Da questi avvicinamenti e condividendo un sacco di deliri abbiamo cominciato a capirci un po’ di più e a prenderci in simpatia, anche se lei contrastava i miei tentativi di approccio sempre con la frase Sei scemo. E quella frase mi faceva chiedere cosa pensasse davvero di me. Se almeno un po’ la interessavo.
Dopo le serate folli (l’aggettivo torna perché non saprei com’altro definirle) a lavoro andavamo a bere insieme e visto che abitavamo uno vicino all’altro più o meno facevamo strada insieme.
Si stava aprendo uno scenario apocalittico. Stavo perdendo la testa.
Una sera cena fuori, dopo un aperitivo, e dopo cena di nuovo un drink, due, tre … era luglio e faceva un caldo terribile, quindi eravamo a piedi. Mentre ci salutiamo le mie labbra si poggiano per un attimo sulle sue e d’istinto chiudo gli occhi. Ci siamo baciati fa ridendo. Sai che sono il tuo capo e non si fa vero? E mi saluta tenendosi in equilibrio sui suoi tacchi.
Salgo a casa. Mi butto sul letto. Guardo il cellulare. Le vorrei scrivere qualcosa.
Mi arriva un sms “Il tuo capo vorrebbe vederti per dirti di persona quanto sei scemo”. Scendo le scale e compongo A-R-R-I-V-O.
Mi faccio aprire, ascensore, terzo piano.

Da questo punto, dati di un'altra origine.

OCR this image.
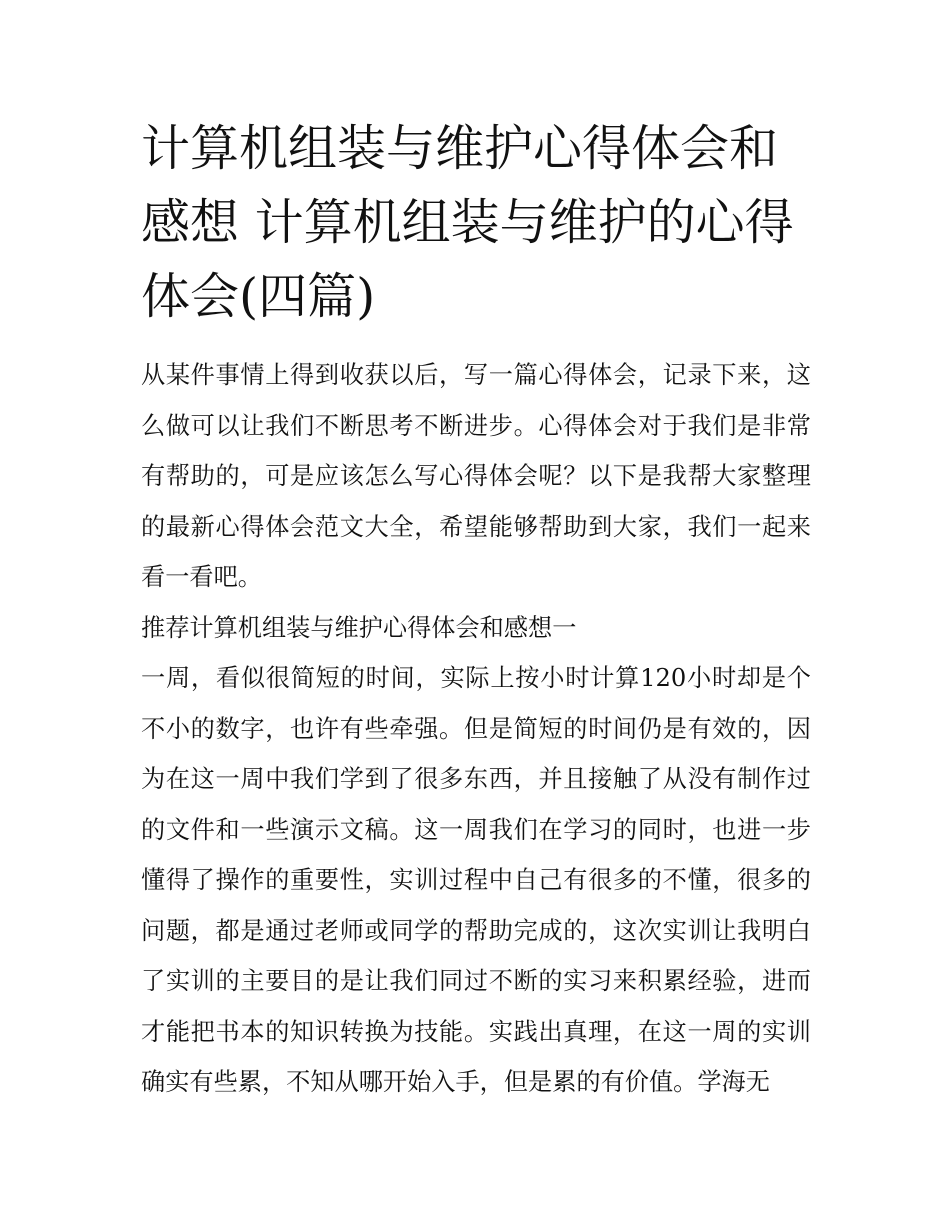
计算机组装与维护心得体会和感想 计算机组装与维护的心得体会(四篇)

从某件事情上得到收获以后，写一篇心得体会，记录下来，这么做可以让我们不断思考不断进步。心得体会对于我们是非常有帮助的，可是应该怎么写心得体会呢？以下是我帮大家整理的最新心得体会范文大全，希望能够帮助到大家，我们一起来看一看吧。

推荐计算机组装与维护心得体会和感想一

一周，看似很简短的时间，实际上按小时计算120小时却是个不小的数字，也许有些牵强。但是简短的时间仍是有效的，因为在这一周中我们学到了很多东西，并且接触了从没有制作过的文件和一些演示文稿。这一周我们在学习的同时，也进一步懂得了操作的重要性，实训过程中自己有很多的不懂，很多的问题，都是通过老师或同学的帮助完成的，这次实训让我明白了实训的主要目的是让我们同过不断的实习来积累经验，进而才能把书本的知识转换为技能。实践出真理，在这一周的实训确实有些累，不知从哪开始入手，但是累的有价值。学海无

Si apre la porta e lei ha una leggerissima sottoveste bianca, si appoggia al muro e mi fa Entra, scemo.
Tutta la notte ho pensato soltanto a non accartocciare quei momenti come la stagnola del kebab, a goderne con lei, attimo per attimo, la mia bocca sul suo sesso, le sue labbra che si schiudevano in respiri leggeri. Le sue mani, lunghe, grandi, che ho sempre visto appoggiate a uno strumento a corda nella mia immaginazione, mi toccavano lusingandomi e sferzandomi. Erano mani che sapevano di me come nei miei pensieri solitari. Come le mie dita nella sua bocca che si bagnavano di piaceri nascosti. Non ricordo quando finimmo, mi svegliai soltanto nella mia stanza. A casa mia.
Il giorno dopo abbastanza disorientato. Una doccia veloce e in ufficio.
Alla domanda Dov’è Liz? Mi rispondono che era andata via perché si era trasferita a New York dopo aver accettato un ruolo da top manager in una grande azienda. Ricordo la serata insieme a lei e mi spiace non poterne vivere altre.
Accendo il computer e trovo una mail.
C’era scritto “Sei scemo. Un adorabile scemo”.
Sorrisi. Sorrido ancora quando penso a lei.